The chairman of the House Oversight and Government Reform Subcommittee on the Federal Workforce, the Postal Service and the Census introduced the Protecting America's Civilian Employees (PACE) Act on March 5. It would require the Office of Management and Budget to submit a plan to Congress on how they would cut spending without harming the federal workforce.
"Our federal workforce needs to be operating at 100 percent," Farenthold said in a release. "They should not be punished because the President, Harry Reid and the Senate Democrats failed to do their jobs and replace the sequester."
The bill, H.R. 950, requires OMB to develop a strategy detailing how funds could be transferred between accounts in fiscal 2013 to avoid furloughs or reductions in force and not increase the deficit. OMB would have 30 days to submit the report to Congress after the bill becomes law. The legislation was referred to the Oversight and Government Reform Committee.
"The bottom line is the government does not spend money wisely," he said. "We should be able to achieve the needed savings and keep our dedicated federal workforce going strong, without devastating furloughs and that's what my bill intends to do."
There's a growing number of agencies who are preparing or have sent furlough notices to employees to help deal with the across-the-board spending cuts.
Farenthold's attempt to stop furloughs and throw his support behind federal workers comes despite his support for several pieces of legislation that many consider anti-fed. For example, Farenthold is one of 48 co-sponsors of the bill sponsored by Rep. Ron DeSantis (R-Fla.) to stop the federal employee pay raise of 0.5 percent in 2013. The House passed the bill Feb. 15 by a vote of 261-154, and it was sent to the Senate for consideration.
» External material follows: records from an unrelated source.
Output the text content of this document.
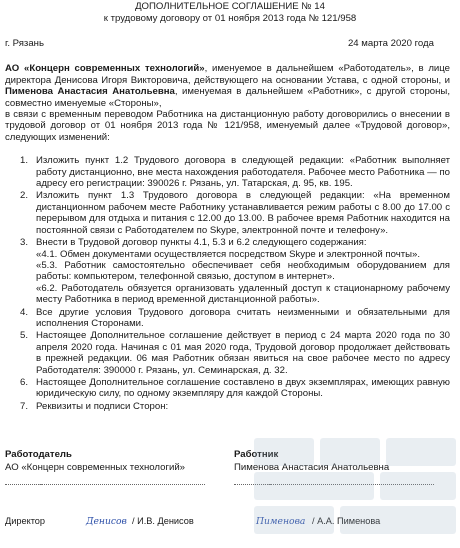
ДОПОЛНИТЕЛЬНОЕ СОГЛАШЕНИЕ № 14
к трудовому договору от 01 ноября 2013 года № 121/958
г. Рязань	24 марта 2020 года

АО «Концерн современных технологий», именуемое в дальнейшем «Работодатель», в лице директора Денисова Игоря Викторовича, действующего на основании Устава, с одной стороны, и Пименова Анастасия Анатольевна, именуемая в дальнейшем «Работник», с другой стороны, совместно именуемые «Стороны»,

в связи с временным переводом Работника на дистанционную работу договорились о внесении в трудовой договор от 01 ноября 2013 года № 121/958, именуемый далее «Трудовой договор», следующих изменений:

1. Изложить пункт 1.2 Трудового договора в следующей редакции: «Работник выполняет работу дистанционно, вне места нахождения работодателя. Рабочее место Работника — по адресу его регистрации: 390026 г. Рязань, ул. Татарская, д. 95, кв. 195.
2. Изложить пункт 1.3 Трудового договора в следующей редакции: «На временном дистанционном рабочем месте Работнику устанавливается режим работы с 8.00 до 17.00 с перерывом для отдыха и питания с 12.00 до 13.00. В рабочее время Работник находится на постоянной связи с Работодателем по Skype, электронной почте и телефону».
3. Внести в Трудовой договор пункты 4.1, 5.3 и 6.2 следующего содержания:
«4.1. Обмен документами осуществляется посредством Skype и электронной почты».
«5.3. Работник самостоятельно обеспечивает себя необходимым оборудованием для работы: компьютером, телефонной связью, доступом в интернет».
«6.2. Работодатель обязуется организовать удаленный доступ к стационарному рабочему месту Работника в период временной дистанционной работы».
4. Все другие условия Трудового договора считать неизменными и обязательными для исполнения Сторонами.
5. Настоящее Дополнительное соглашение действует в период с 24 марта 2020 года по 30 апреля 2020 года. Начиная с 01 мая 2020 года, Трудовой договор продолжает действовать в прежней редакции. 06 мая Работник обязан явиться на свое рабочее место по адресу Работодателя: 390000 г. Рязань, ул. Семинарская, д. 32.
6. Настоящее Дополнительное соглашение составлено в двух экземплярах, имеющих равную юридическую силу, по одному экземпляру для каждой Стороны.
7. Реквизиты и подписи Сторон:
Работодатель
АО «Концерн современных технологий»
...
Работник
Пименова Анастасия Анатольевна
...
Директор	Денисов / И.В. Денисов	Пименова / А.А. Пименова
He also co-sponsored H.R. 436, which would "require or prohibit a bidder, offeror, contractor, or subcontractor from entering into, or adhering to, agreements with a labor organization, with respect to that construction project or another related construction project; or otherwise discriminate against or give preference to such a party because it did or did not become a signatory or otherwise adhere to such an agreement."
This bill is a reaction to the Obama administration's 2009 Executive Order requiring the use of project labor agreements for large construction contracts.